Big data is everywhere we look these days. Businesses are falling all over themselves to hire ‘data scientists,’ privacy advocates are concerned about personal data and control, and technologists and entrepreneurs scramble to find new ways to collect, control and monetize data. We know that data is powerful and valuable. But how?
This article is an attempt to explain how data mining works and why you should care about it. Because when we think about how our data is being used, it is crucial to understand the power of this practice. Without data mining, when you give someone access to information about you, all they know is what you have told them. With data mining, they know what you have told them and can guess a great deal more. Put another way, data mining allows companies and governments to use the information you provide to reveal more than you think. […]
Discovering information from data takes two major forms: description and prediction. At the scale we are talking about, it is hard to know what the data shows.
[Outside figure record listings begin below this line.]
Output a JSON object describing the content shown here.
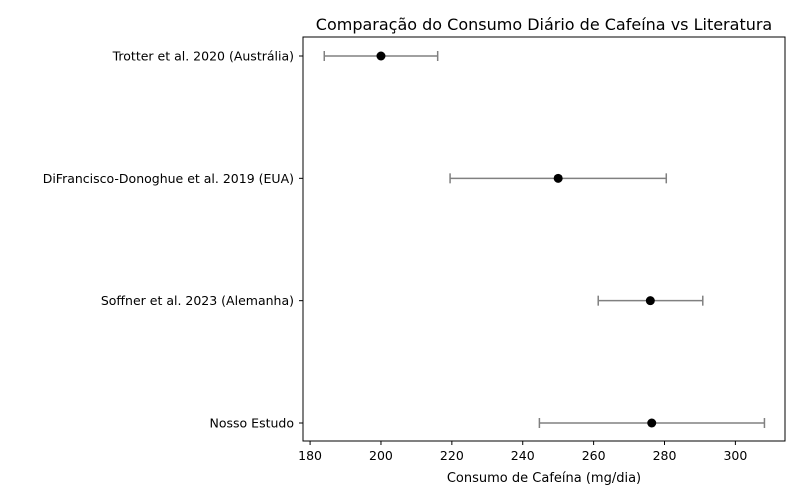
{
  "chart_data": {
    "type": "scatter",
    "title": "Comparação do Consumo Diário de Cafeína vs Literatura",
    "xlabel": "Consumo de Cafeína (mg/dia)",
    "ylabel": "",
    "xlim": [
      178,
      314
    ],
    "xticks": [
      180,
      200,
      220,
      240,
      260,
      280,
      300
    ],
    "grid": false,
    "legend": "none",
    "errorbar_color": "#808080",
    "marker_color": "#000000",
    "studies": [
      {
        "label": "Trotter et al. 2020 (Austrália)",
        "mean": 200,
        "lower": 184,
        "upper": 216
      },
      {
        "label": "DiFrancisco-Donoghue et al. 2019 (EUA)",
        "mean": 250,
        "lower": 219.5,
        "upper": 280.5
      },
      {
        "label": "Soffner et al. 2023 (Alemanha)",
        "mean": 276,
        "lower": 261.3,
        "upper": 290.8
      },
      {
        "label": "Nosso Estudo",
        "mean": 276.4,
        "lower": 244.7,
        "upper": 308.2
      }
    ]
  }
}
Data mining is used to simplify and summarize the data in a manner that we can understand, and then allow us to infer things about specific cases based on the patterns we have observed. Of course, specific applications of data mining methods are limited by the data and computing power available, and are tailored for specific needs and goals. However, there are several main types of pattern detection that are commonly used. These general forms illustrate what data mining can do. […]
Regression: Data mining can be used to construct predictive models based on many variables. Facebook, for example, might be interested in predicting future engagement for a user based on past behavior. Factors like the amount of personal information shared, number of photos tagged, friend requests initiated or accepted, comments, likes etc. could all be included in such a model. Over time, this model could be honed to include or weight things differently as Facebook compares how the predictions differ from observed behavior. Ultimately these findings could be used to guide design in order to encourage more of the behaviors that seem to lead to increased engagement over time.